Comme souvent ce site israélien s’avère bien informé sur l’évolution géopolitique. Ici il décrit avec beaucoup de pertinence un jeu stratégique qui ne concerne pas seulement la résistance face à l’occident mais l’occident lui-même. L’Europe est-elle trés éloignée de ce nouveau modèle et l’impuissance du G7 ne consacre-t-elle pas cette nouvelle diplomatie dans laquelle mine de rien chacun reprend son indépendance en fonction de son intérêt avec des jeux diplomatiques. Le fait que la Turquie qui appartient à l’OTAN soit entrée dans ce jeu est révélateur également, en tous les cas c’est ça ou la guerre parce que le modèle occidental en crise d’hégémonie avec ses sanctions, ses blocus, son idéologie impériale autant qu’impérialiste est devenu insupportable. (note de danielle Bleitrach dans histoireetsociete)

By Emil AvdalianiJuin 22, 2021

Sommet trilatéral Iran-Russie-Turquie à Téhéran, septembre 2018, image du Bureau de presse et d’information présidentiel russe via Wikimedia Commons

Besa Center Perspectives Paper n° 2 078, 22 juin 2021

RÉSUMÉ : L’Iran, la Turquie et la Russie construisent un nouveau modèle de relations bilatérales. Sans être entravé par des alliances formelles, le trio montre qu’il peut travailler ensemble pour limiter l’influence occidentale tout en évitant une dépendance excessive les uns envers les autres. Ce mélange d’intérêts corrélatifs et contradictoires, qui caractérise le nouveau modèle eurasien de relations bilatérales, est le produit de l’évolution de l’ordre mondial.

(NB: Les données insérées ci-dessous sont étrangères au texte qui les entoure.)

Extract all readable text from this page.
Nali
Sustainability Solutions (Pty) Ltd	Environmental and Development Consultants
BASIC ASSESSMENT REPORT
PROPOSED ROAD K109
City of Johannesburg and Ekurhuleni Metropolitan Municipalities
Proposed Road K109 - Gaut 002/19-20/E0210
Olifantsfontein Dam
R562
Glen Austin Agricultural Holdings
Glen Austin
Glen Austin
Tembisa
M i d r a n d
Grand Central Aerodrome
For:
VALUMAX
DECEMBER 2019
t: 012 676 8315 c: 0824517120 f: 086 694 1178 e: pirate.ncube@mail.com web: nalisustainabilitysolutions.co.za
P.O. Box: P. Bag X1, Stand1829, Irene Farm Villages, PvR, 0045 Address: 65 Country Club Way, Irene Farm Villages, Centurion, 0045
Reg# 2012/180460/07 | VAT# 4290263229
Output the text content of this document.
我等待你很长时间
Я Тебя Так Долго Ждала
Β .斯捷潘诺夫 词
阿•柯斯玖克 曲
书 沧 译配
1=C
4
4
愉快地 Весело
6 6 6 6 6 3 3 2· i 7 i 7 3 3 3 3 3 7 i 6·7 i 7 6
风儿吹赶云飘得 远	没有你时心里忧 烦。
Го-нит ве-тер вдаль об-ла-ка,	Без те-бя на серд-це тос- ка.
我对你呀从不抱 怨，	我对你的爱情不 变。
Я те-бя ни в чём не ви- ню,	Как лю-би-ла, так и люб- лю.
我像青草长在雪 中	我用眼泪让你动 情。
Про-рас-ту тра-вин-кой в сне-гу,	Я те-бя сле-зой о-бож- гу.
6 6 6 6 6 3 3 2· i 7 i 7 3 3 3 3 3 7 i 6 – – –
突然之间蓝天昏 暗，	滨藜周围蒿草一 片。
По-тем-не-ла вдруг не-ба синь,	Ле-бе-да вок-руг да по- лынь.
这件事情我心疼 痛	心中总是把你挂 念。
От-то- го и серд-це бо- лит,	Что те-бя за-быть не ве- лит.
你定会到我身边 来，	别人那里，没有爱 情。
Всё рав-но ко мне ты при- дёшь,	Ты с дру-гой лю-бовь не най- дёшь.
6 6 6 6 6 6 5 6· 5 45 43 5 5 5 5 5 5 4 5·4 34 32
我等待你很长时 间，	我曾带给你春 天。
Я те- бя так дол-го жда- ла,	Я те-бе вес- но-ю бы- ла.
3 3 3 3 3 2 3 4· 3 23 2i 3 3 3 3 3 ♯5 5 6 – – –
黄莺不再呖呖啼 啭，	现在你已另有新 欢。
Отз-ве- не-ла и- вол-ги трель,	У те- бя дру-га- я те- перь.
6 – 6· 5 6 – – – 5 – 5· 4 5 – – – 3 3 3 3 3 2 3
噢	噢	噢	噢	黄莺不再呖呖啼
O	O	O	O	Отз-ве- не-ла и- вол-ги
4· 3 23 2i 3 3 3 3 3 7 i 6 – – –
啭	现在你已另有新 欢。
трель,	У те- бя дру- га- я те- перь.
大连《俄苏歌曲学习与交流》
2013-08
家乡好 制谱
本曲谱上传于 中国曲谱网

Parce que les Occidentaux ont tendance à placer l’idée de coopération entre les nations sous un parapluie normatif, qu’il s’agisse d’une alliance ou d’un autre mécanisme juridique (comme c’est souvent le cas en Occident), les analystes et les experts ont mal décrit la coopération en cours entre la Russie, la Turquie et l’Iran comme une alliance. Cela sous-estime et exagère à la fois l’interaction entre les trois États eurasiens pivots.

Les joueurs n’ont pas formé d’alliance; en fait, c’est le contraire qui est en place. Ils coopèrent, rivalisent, cherchent l’aide de l’autre et se tournent le dos comme ils l’entendent. Ce type d’interaction est très similaire au 19ième siècle de concert de puissances européennes dans lequel la méfiance était grande, mais les puissances souhaitaient néanmoins trouver un terrain d’entente là où c’était nécessaire et parvenir à un équilibre pour éviter l’imposition de la volonté d’une puissance aux autres. Ils partageaient également la conviction générale qu’un ordre mondial en mutation est quelque chose à craindre.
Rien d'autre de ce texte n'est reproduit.